We then attempted to understand what the differences between the various features told us; for example, why some dialectical features disappeared quickly while others were still in use by a large population of younger speakers. While we cannot say that we have a hard understanding of the causes, we certainly tried. We propose that this is connected with the extent to which a feature is recognized or considered dialectical by the speakers themselves. This may be determined by a feature’s linguistic conspicuousness and, possibly, by the level of language structure, as well (phonetic or morphological).
The result is an article with fifteen authors with data on eleven features. Each feature stands for a researcher (sometimes very young: among the authors are eight students).

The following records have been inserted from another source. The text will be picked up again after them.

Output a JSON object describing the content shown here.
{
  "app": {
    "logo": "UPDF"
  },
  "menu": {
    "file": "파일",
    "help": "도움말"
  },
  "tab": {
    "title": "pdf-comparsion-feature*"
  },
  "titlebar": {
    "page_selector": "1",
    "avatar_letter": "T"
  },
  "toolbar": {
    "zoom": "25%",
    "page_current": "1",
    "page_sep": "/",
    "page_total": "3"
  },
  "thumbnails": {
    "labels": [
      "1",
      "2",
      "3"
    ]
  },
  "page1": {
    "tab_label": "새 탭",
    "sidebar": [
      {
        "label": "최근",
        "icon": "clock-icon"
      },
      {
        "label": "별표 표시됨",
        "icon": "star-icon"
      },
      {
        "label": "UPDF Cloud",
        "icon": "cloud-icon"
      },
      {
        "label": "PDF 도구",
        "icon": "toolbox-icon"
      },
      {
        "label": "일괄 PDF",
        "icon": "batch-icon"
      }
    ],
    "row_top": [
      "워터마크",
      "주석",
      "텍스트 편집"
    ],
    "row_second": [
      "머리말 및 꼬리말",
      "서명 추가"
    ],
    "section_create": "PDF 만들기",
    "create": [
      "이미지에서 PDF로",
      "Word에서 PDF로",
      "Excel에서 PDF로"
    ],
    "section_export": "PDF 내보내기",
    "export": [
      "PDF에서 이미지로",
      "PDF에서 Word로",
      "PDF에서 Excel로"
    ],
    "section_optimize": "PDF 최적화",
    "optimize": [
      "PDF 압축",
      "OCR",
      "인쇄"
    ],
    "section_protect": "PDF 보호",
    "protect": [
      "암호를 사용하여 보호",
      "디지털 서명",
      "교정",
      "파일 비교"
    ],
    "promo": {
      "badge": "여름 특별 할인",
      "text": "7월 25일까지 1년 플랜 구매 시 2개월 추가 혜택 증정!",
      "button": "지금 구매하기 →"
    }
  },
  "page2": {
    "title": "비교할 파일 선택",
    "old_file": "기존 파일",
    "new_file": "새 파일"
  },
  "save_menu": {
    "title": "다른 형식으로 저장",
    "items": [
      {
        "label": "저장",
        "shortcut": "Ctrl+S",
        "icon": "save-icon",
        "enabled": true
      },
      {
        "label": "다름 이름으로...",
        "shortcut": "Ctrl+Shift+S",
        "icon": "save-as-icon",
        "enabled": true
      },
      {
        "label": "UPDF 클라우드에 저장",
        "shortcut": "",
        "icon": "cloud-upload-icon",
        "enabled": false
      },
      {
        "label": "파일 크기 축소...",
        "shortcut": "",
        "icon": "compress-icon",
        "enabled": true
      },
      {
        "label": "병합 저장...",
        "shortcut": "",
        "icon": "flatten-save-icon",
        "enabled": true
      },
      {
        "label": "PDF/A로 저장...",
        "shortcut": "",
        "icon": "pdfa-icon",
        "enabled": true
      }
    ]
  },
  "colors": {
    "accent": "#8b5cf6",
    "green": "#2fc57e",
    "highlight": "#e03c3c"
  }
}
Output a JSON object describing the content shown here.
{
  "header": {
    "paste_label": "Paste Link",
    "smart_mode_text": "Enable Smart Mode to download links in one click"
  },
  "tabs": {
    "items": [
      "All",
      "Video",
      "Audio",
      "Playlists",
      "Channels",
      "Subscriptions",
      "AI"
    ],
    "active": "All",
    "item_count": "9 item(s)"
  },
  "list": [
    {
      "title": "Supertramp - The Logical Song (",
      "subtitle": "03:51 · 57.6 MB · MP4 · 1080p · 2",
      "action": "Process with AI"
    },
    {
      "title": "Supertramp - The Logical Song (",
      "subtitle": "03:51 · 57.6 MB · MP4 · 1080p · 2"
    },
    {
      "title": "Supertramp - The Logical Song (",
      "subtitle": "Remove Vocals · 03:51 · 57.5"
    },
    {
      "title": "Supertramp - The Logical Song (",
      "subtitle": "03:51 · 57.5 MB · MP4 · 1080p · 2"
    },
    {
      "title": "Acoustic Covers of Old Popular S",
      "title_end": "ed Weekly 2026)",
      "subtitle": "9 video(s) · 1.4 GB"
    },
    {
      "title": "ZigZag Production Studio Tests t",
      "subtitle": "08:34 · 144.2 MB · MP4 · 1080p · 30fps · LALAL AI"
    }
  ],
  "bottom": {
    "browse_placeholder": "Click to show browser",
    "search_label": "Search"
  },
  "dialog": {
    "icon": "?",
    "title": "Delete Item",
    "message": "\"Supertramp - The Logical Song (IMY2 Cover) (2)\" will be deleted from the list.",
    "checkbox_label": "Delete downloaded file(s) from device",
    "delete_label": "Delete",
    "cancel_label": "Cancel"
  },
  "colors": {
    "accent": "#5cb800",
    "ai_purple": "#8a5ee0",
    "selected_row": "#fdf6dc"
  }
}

This article is an example of a major collective project which united the efforts of many people. If we are to mention those who participated in the creation of the corpora (recorded, analyzed, and listened to the texts, published the corpora online and perfected them), then we can count many tens of people more who made a contribution to the article. In the human sciences such collaboration is not typical; even the journal’s editors tried to convince us against including fifteen authors. This is happening more and more often, however, and researchers and students in the Linguistic Covergence Laboratory and in the School of Linguistics are undertaking many such collaborative, cross-disciplinary projects which will yield articles of similar scale in the future.